Chovanec: Tschechien will Brexit-Verhandlungen auf eigene Faust
Tschechien sollte auf eigene Faust mit Brexit-Verhandlungen beginnen und nicht auf die EU warten. Dies empfiehlt Innenminister Milan Chovanec. Der Sozialdemokrat sagte dies in einer Talkshow des öffentlich-rechtlichen Tschechischen Fernsehens am Sonntag.
„Wir werden weiterhin offen für Migranten sein, vor allem Hochqualifizierte und Einwanderer aus Europa. Aber das Signal, das die Öffentlichkeit mit dem Referendum gab, war eindeutig: Nach dem Brexit muss die Zahl von Personen kontrolliert werden, die aus Europa nach Großbritannien kommt. Und das werden wir auch tun.“
Großbritannien will im März den Austritts-Prozess aus der Europäischen Union einleiten. Innerhalb von zwei Jahren sollen neue Beziehungen zwischen Großbritannien und der EU geschaffen werden. Der tschechische Innenminister, Milan Chovanec, setzt aber auch auf bilaterale Verhandlungen, unabhängig von der EU:„Wir müssen mit einer selbständigen Initiative kommen und nicht abwarten, was Europa tun wird. Denn es könnte lange dauern, bis sich die europäischen Staaten auf einen gemeinsamen Standpunkt einigten.“
Der Sozialdemokrat betonte, dass es darum gehe, die Rechte tschechischer Beschäftigter und Bürger in Großbritannien zu wahren:„Für uns ist es wichtig, dass die tschechischen Bürger in Großbritannien, etwa die tschechischen Studenten, in absehbarer Zeit informiert werden, wie es weiter gehen soll.
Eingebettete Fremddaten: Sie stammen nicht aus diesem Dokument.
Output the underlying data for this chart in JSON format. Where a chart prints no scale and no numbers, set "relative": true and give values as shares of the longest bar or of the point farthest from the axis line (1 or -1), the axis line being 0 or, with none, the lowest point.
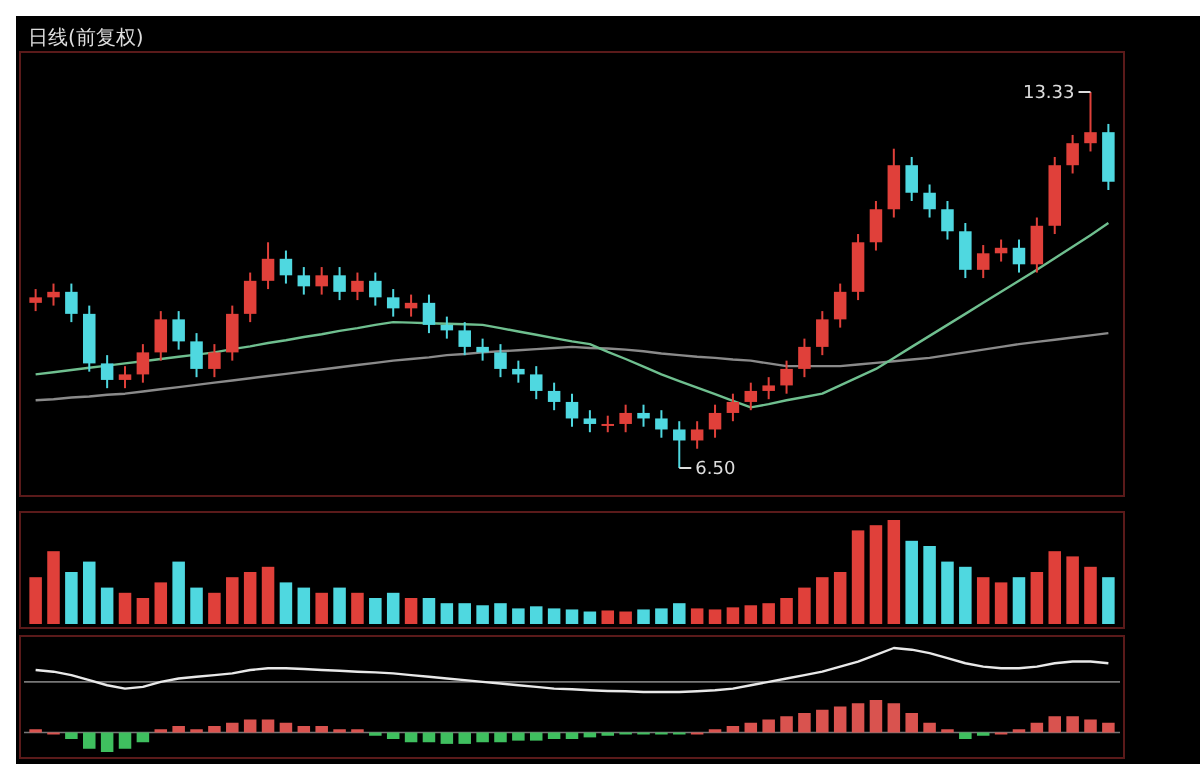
{
  "chart_data": [
    {
      "type": "candlestick",
      "title": "日线(前复权)",
      "categories": [
        null,
        null,
        null,
        null,
        null,
        null,
        null,
        null,
        null,
        null,
        null,
        null,
        null,
        null,
        null,
        null,
        null,
        null,
        null,
        null,
        null,
        null,
        null,
        null,
        null,
        null,
        null,
        null,
        null,
        null,
        null,
        null,
        null,
        null,
        null,
        null,
        null,
        null,
        null,
        null,
        null,
        null,
        null,
        null,
        null,
        null,
        null,
        null,
        null,
        null,
        null,
        null,
        null,
        null,
        null,
        null,
        null,
        null,
        null,
        null,
        null
      ],
      "ohlc": [
        [
          9.5,
          9.75,
          9.35,
          9.6
        ],
        [
          9.6,
          9.85,
          9.45,
          9.7
        ],
        [
          9.7,
          9.85,
          9.15,
          9.3
        ],
        [
          9.3,
          9.45,
          8.25,
          8.4
        ],
        [
          8.4,
          8.55,
          7.95,
          8.1
        ],
        [
          8.1,
          8.35,
          7.95,
          8.2
        ],
        [
          8.2,
          8.75,
          8.05,
          8.6
        ],
        [
          8.6,
          9.35,
          8.45,
          9.2
        ],
        [
          9.2,
          9.35,
          8.65,
          8.8
        ],
        [
          8.8,
          8.95,
          8.15,
          8.3
        ],
        [
          8.3,
          8.75,
          8.15,
          8.6
        ],
        [
          8.6,
          9.45,
          8.45,
          9.3
        ],
        [
          9.3,
          10.05,
          9.15,
          9.9
        ],
        [
          9.9,
          10.6,
          9.75,
          10.3
        ],
        [
          10.3,
          10.45,
          9.85,
          10.0
        ],
        [
          10.0,
          10.15,
          9.65,
          9.8
        ],
        [
          9.8,
          10.15,
          9.65,
          10.0
        ],
        [
          10.0,
          10.15,
          9.55,
          9.7
        ],
        [
          9.7,
          10.05,
          9.55,
          9.9
        ],
        [
          9.9,
          10.05,
          9.45,
          9.6
        ],
        [
          9.6,
          9.75,
          9.25,
          9.4
        ],
        [
          9.4,
          9.65,
          9.25,
          9.5
        ],
        [
          9.5,
          9.65,
          8.95,
          9.1
        ],
        [
          9.1,
          9.25,
          8.85,
          9.0
        ],
        [
          9.0,
          9.15,
          8.55,
          8.7
        ],
        [
          8.7,
          8.85,
          8.45,
          8.6
        ],
        [
          8.6,
          8.75,
          8.15,
          8.3
        ],
        [
          8.3,
          8.45,
          8.05,
          8.2
        ],
        [
          8.2,
          8.35,
          7.75,
          7.9
        ],
        [
          7.9,
          8.05,
          7.55,
          7.7
        ],
        [
          7.7,
          7.85,
          7.25,
          7.4
        ],
        [
          7.4,
          7.55,
          7.15,
          7.3
        ],
        [
          7.3,
          7.45,
          7.15,
          7.3
        ],
        [
          7.3,
          7.65,
          7.15,
          7.5
        ],
        [
          7.5,
          7.65,
          7.25,
          7.4
        ],
        [
          7.4,
          7.55,
          7.05,
          7.2
        ],
        [
          7.2,
          7.35,
          6.5,
          7.0
        ],
        [
          7.0,
          7.35,
          6.85,
          7.2
        ],
        [
          7.2,
          7.65,
          7.05,
          7.5
        ],
        [
          7.5,
          7.85,
          7.35,
          7.7
        ],
        [
          7.7,
          8.05,
          7.55,
          7.9
        ],
        [
          7.9,
          8.15,
          7.75,
          8.0
        ],
        [
          8.0,
          8.45,
          7.85,
          8.3
        ],
        [
          8.3,
          8.85,
          8.15,
          8.7
        ],
        [
          8.7,
          9.35,
          8.55,
          9.2
        ],
        [
          9.2,
          9.85,
          9.05,
          9.7
        ],
        [
          9.7,
          10.75,
          9.55,
          10.6
        ],
        [
          10.6,
          11.35,
          10.45,
          11.2
        ],
        [
          11.2,
          12.3,
          11.05,
          12.0
        ],
        [
          12.0,
          12.15,
          11.35,
          11.5
        ],
        [
          11.5,
          11.65,
          11.05,
          11.2
        ],
        [
          11.2,
          11.35,
          10.65,
          10.8
        ],
        [
          10.8,
          10.95,
          9.95,
          10.1
        ],
        [
          10.1,
          10.55,
          9.95,
          10.4
        ],
        [
          10.4,
          10.65,
          10.25,
          10.5
        ],
        [
          10.5,
          10.65,
          10.05,
          10.2
        ],
        [
          10.2,
          11.05,
          10.05,
          10.9
        ],
        [
          10.9,
          12.15,
          10.75,
          12.0
        ],
        [
          12.0,
          12.55,
          11.85,
          12.4
        ],
        [
          12.4,
          13.33,
          12.25,
          12.6
        ],
        [
          12.6,
          12.75,
          11.55,
          11.7
        ]
      ],
      "colors": [
        "#e0403a",
        "#e0403a",
        "#4fd8e0",
        "#4fd8e0",
        "#4fd8e0",
        "#e0403a",
        "#e0403a",
        "#e0403a",
        "#4fd8e0",
        "#4fd8e0",
        "#e0403a",
        "#e0403a",
        "#e0403a",
        "#e0403a",
        "#4fd8e0",
        "#4fd8e0",
        "#e0403a",
        "#4fd8e0",
        "#e0403a",
        "#4fd8e0",
        "#4fd8e0",
        "#e0403a",
        "#4fd8e0",
        "#4fd8e0",
        "#4fd8e0",
        "#4fd8e0",
        "#4fd8e0",
        "#4fd8e0",
        "#4fd8e0",
        "#4fd8e0",
        "#4fd8e0",
        "#4fd8e0",
        "#e0403a",
        "#e0403a",
        "#4fd8e0",
        "#4fd8e0",
        "#4fd8e0",
        "#e0403a",
        "#e0403a",
        "#e0403a",
        "#e0403a",
        "#e0403a",
        "#e0403a",
        "#e0403a",
        "#e0403a",
        "#e0403a",
        "#e0403a",
        "#e0403a",
        "#e0403a",
        "#4fd8e0",
        "#4fd8e0",
        "#4fd8e0",
        "#4fd8e0",
        "#e0403a",
        "#e0403a",
        "#4fd8e0",
        "#e0403a",
        "#e0403a",
        "#e0403a",
        "#e0403a",
        "#4fd8e0"
      ],
      "series": [
        {
          "type": "line",
          "color": "#8a8a8a",
          "values": [
            7.73,
            7.75,
            7.78,
            7.8,
            7.83,
            7.85,
            7.89,
            7.93,
            7.97,
            8.01,
            8.05,
            8.09,
            8.13,
            8.17,
            8.21,
            8.25,
            8.29,
            8.33,
            8.37,
            8.41,
            8.45,
            8.48,
            8.51,
            8.55,
            8.57,
            8.6,
            8.62,
            8.64,
            8.66,
            8.68,
            8.7,
            8.68,
            8.67,
            8.65,
            8.62,
            8.58,
            8.55,
            8.52,
            8.5,
            8.47,
            8.45,
            8.4,
            8.35,
            8.35,
            8.35,
            8.35,
            8.38,
            8.41,
            8.44,
            8.47,
            8.5,
            8.55,
            8.6,
            8.65,
            8.7,
            8.75,
            8.79,
            8.83,
            8.87,
            8.91,
            8.95
          ]
        },
        {
          "type": "line",
          "color": "#6fbf8f",
          "values": [
            8.2,
            8.24,
            8.28,
            8.32,
            8.36,
            8.4,
            8.44,
            8.48,
            8.52,
            8.56,
            8.6,
            8.66,
            8.71,
            8.77,
            8.82,
            8.88,
            8.93,
            8.99,
            9.04,
            9.1,
            9.15,
            9.14,
            9.13,
            9.12,
            9.11,
            9.1,
            9.04,
            8.98,
            8.92,
            8.86,
            8.8,
            8.75,
            8.61,
            8.48,
            8.34,
            8.2,
            8.08,
            7.96,
            7.84,
            7.72,
            7.6,
            7.66,
            7.73,
            7.79,
            7.85,
            8.0,
            8.15,
            8.3,
            8.5,
            8.7,
            8.9,
            9.1,
            9.3,
            9.5,
            9.7,
            9.9,
            10.1,
            10.31,
            10.52,
            10.73,
            10.95
          ]
        }
      ],
      "annotations": [
        "13.33",
        "6.50"
      ]
    },
    {
      "type": "bar",
      "relative": true,
      "categories": [
        null,
        null,
        null,
        null,
        null,
        null,
        null,
        null,
        null,
        null,
        null,
        null,
        null,
        null,
        null,
        null,
        null,
        null,
        null,
        null,
        null,
        null,
        null,
        null,
        null,
        null,
        null,
        null,
        null,
        null,
        null,
        null,
        null,
        null,
        null,
        null,
        null,
        null,
        null,
        null,
        null,
        null,
        null,
        null,
        null,
        null,
        null,
        null,
        null,
        null,
        null,
        null,
        null,
        null,
        null,
        null,
        null,
        null,
        null,
        null,
        null
      ],
      "values": [
        0.45,
        0.7,
        0.5,
        0.6,
        0.35,
        0.3,
        0.25,
        0.4,
        0.6,
        0.35,
        0.3,
        0.45,
        0.5,
        0.55,
        0.4,
        0.35,
        0.3,
        0.35,
        0.3,
        0.25,
        0.3,
        0.25,
        0.25,
        0.2,
        0.2,
        0.18,
        0.2,
        0.15,
        0.17,
        0.15,
        0.14,
        0.12,
        0.13,
        0.12,
        0.14,
        0.15,
        0.2,
        0.15,
        0.14,
        0.16,
        0.18,
        0.2,
        0.25,
        0.35,
        0.45,
        0.5,
        0.9,
        0.95,
        1.0,
        0.8,
        0.75,
        0.6,
        0.55,
        0.45,
        0.4,
        0.45,
        0.5,
        0.7,
        0.65,
        0.55,
        0.45
      ],
      "colors": [
        "#e0403a",
        "#e0403a",
        "#4fd8e0",
        "#4fd8e0",
        "#4fd8e0",
        "#e0403a",
        "#e0403a",
        "#e0403a",
        "#4fd8e0",
        "#4fd8e0",
        "#e0403a",
        "#e0403a",
        "#e0403a",
        "#e0403a",
        "#4fd8e0",
        "#4fd8e0",
        "#e0403a",
        "#4fd8e0",
        "#e0403a",
        "#4fd8e0",
        "#4fd8e0",
        "#e0403a",
        "#4fd8e0",
        "#4fd8e0",
        "#4fd8e0",
        "#4fd8e0",
        "#4fd8e0",
        "#4fd8e0",
        "#4fd8e0",
        "#4fd8e0",
        "#4fd8e0",
        "#4fd8e0",
        "#e0403a",
        "#e0403a",
        "#4fd8e0",
        "#4fd8e0",
        "#4fd8e0",
        "#e0403a",
        "#e0403a",
        "#e0403a",
        "#e0403a",
        "#e0403a",
        "#e0403a",
        "#e0403a",
        "#e0403a",
        "#e0403a",
        "#e0403a",
        "#e0403a",
        "#e0403a",
        "#4fd8e0",
        "#4fd8e0",
        "#4fd8e0",
        "#4fd8e0",
        "#e0403a",
        "#e0403a",
        "#4fd8e0",
        "#e0403a",
        "#e0403a",
        "#e0403a",
        "#e0403a",
        "#4fd8e0"
      ]
    },
    {
      "type": "bar",
      "relative": true,
      "categories": [
        null,
        null,
        null,
        null,
        null,
        null,
        null,
        null,
        null,
        null,
        null,
        null,
        null,
        null,
        null,
        null,
        null,
        null,
        null,
        null,
        null,
        null,
        null,
        null,
        null,
        null,
        null,
        null,
        null,
        null,
        null,
        null,
        null,
        null,
        null,
        null,
        null,
        null,
        null,
        null,
        null,
        null,
        null,
        null,
        null,
        null,
        null,
        null,
        null,
        null,
        null,
        null,
        null,
        null,
        null,
        null,
        null,
        null,
        null,
        null,
        null
      ],
      "colors": [
        "#d9534f",
        "#d9534f",
        "#3fbf5f",
        "#3fbf5f",
        "#3fbf5f",
        "#3fbf5f",
        "#3fbf5f",
        "#d9534f",
        "#d9534f",
        "#d9534f",
        "#d9534f",
        "#d9534f",
        "#d9534f",
        "#d9534f",
        "#d9534f",
        "#d9534f",
        "#d9534f",
        "#d9534f",
        "#d9534f",
        "#3fbf5f",
        "#3fbf5f",
        "#3fbf5f",
        "#3fbf5f",
        "#3fbf5f",
        "#3fbf5f",
        "#3fbf5f",
        "#3fbf5f",
        "#3fbf5f",
        "#3fbf5f",
        "#3fbf5f",
        "#3fbf5f",
        "#3fbf5f",
        "#3fbf5f",
        "#3fbf5f",
        "#3fbf5f",
        "#3fbf5f",
        "#3fbf5f",
        "#d9534f",
        "#d9534f",
        "#d9534f",
        "#d9534f",
        "#d9534f",
        "#d9534f",
        "#d9534f",
        "#d9534f",
        "#d9534f",
        "#d9534f",
        "#d9534f",
        "#d9534f",
        "#d9534f",
        "#d9534f",
        "#d9534f",
        "#3fbf5f",
        "#3fbf5f",
        "#d9534f",
        "#d9534f",
        "#d9534f",
        "#d9534f",
        "#d9534f",
        "#d9534f",
        "#d9534f"
      ],
      "values": [
        0.1,
        0,
        -0.2,
        -0.5,
        -0.6,
        -0.5,
        -0.3,
        0.1,
        0.2,
        0.1,
        0.2,
        0.3,
        0.4,
        0.4,
        0.3,
        0.2,
        0.2,
        0.1,
        0.1,
        -0.1,
        -0.2,
        -0.3,
        -0.3,
        -0.35,
        -0.35,
        -0.3,
        -0.3,
        -0.25,
        -0.25,
        -0.2,
        -0.2,
        -0.15,
        -0.1,
        -0.05,
        -0.05,
        -0.05,
        -0.05,
        0,
        0.1,
        0.2,
        0.3,
        0.4,
        0.5,
        0.6,
        0.7,
        0.8,
        0.9,
        1.0,
        0.9,
        0.6,
        0.3,
        0.1,
        -0.2,
        -0.1,
        0,
        0.1,
        0.3,
        0.5,
        0.5,
        0.4,
        0.3
      ]
    },
    {
      "type": "line",
      "relative": true,
      "categories": [
        null,
        null,
        null,
        null,
        null,
        null,
        null,
        null,
        null,
        null,
        null,
        null,
        null,
        null,
        null,
        null,
        null,
        null,
        null,
        null,
        null,
        null,
        null,
        null,
        null,
        null,
        null,
        null,
        null,
        null,
        null,
        null,
        null,
        null,
        null,
        null,
        null,
        null,
        null,
        null,
        null,
        null,
        null,
        null,
        null,
        null,
        null,
        null,
        null,
        null,
        null,
        null,
        null,
        null,
        null,
        null,
        null,
        null,
        null,
        null,
        null
      ],
      "color": "#e8e8e8",
      "values": [
        0.35,
        0.3,
        0.2,
        0.05,
        -0.1,
        -0.2,
        -0.15,
        0,
        0.1,
        0.15,
        0.2,
        0.25,
        0.35,
        0.4,
        0.4,
        0.38,
        0.35,
        0.33,
        0.3,
        0.28,
        0.25,
        0.2,
        0.15,
        0.1,
        0.05,
        0,
        -0.05,
        -0.1,
        -0.15,
        -0.2,
        -0.22,
        -0.25,
        -0.27,
        -0.28,
        -0.3,
        -0.3,
        -0.3,
        -0.28,
        -0.25,
        -0.2,
        -0.1,
        0,
        0.1,
        0.2,
        0.3,
        0.45,
        0.6,
        0.8,
        1.0,
        0.95,
        0.85,
        0.7,
        0.55,
        0.45,
        0.4,
        0.4,
        0.45,
        0.55,
        0.6,
        0.6,
        0.55
      ]
    }
  ]
}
Sie sollen darauf nicht bis zu einem Jahr warten und in Unsicherheit leben müssen. Daran wird die Regierung arbeiten.“
In ihrem Ansinnen wird die Regierung von der Opposition unterstützt. Der Europaabgeordnete Stanislav Polčák für die Bürgermeister und Unabhängigen:
„Viele Verhandlungen können einen inoffiziellen Charakter haben. Wenn die Tschechische Republik die Interessen ihrer Bürger schützt, hat sie unsere völlige Unterstützung. Es zeigt sich, dass die Entscheidung der Briten gravierende Folgen für den Kontinent haben wird. Diejenigen, die das Gegenteil behauptet haben, haben sich geirrt.“Doch andere EU-Abgeordnete, nämlich Pavel Telička und Petr Ježek für die Regierungspartei Ano, kritisierten am Montag die Aussagen des Innenministers als dumm. Seine Vorstellung, dass Tschechien bessere Bedingungen als Deutschland oder Frankreich aushandeln könnte, sei naiv, hieß es. Telička warnte vor einer Spaltung der Union noch vor den (offiziellen) Gesprächen.
Die konkrete Form des künftigen Verhältnisses zwischen Großbritannien und der EU hänge davon ab, was zwischen der Europäischen Union und dem Inselstaat ausgehandelt werde. Der tschechische Innenminister fürchte keine Einführung der Visumpflicht:„Falls Großbritannien den Zugang für Europäer, einschließlich der Tschechen, auf sein Gebiet strikt beschränkt, kann es nicht der Meinung sein, dass keine reziproken Schritte folgen werden.“
Premier Bohuslav Sobotka (Sozialdemokraten) hat bereits angekündigt, dass er Anfang Februar mit den Vorsitzenden der Parlamentsparteien zusammentreffen wolle. Sie sollen einen „nationalen Standpunkt“ für die Verhandlungen Großbritanniens über den EU-Austritt ausarbeiten.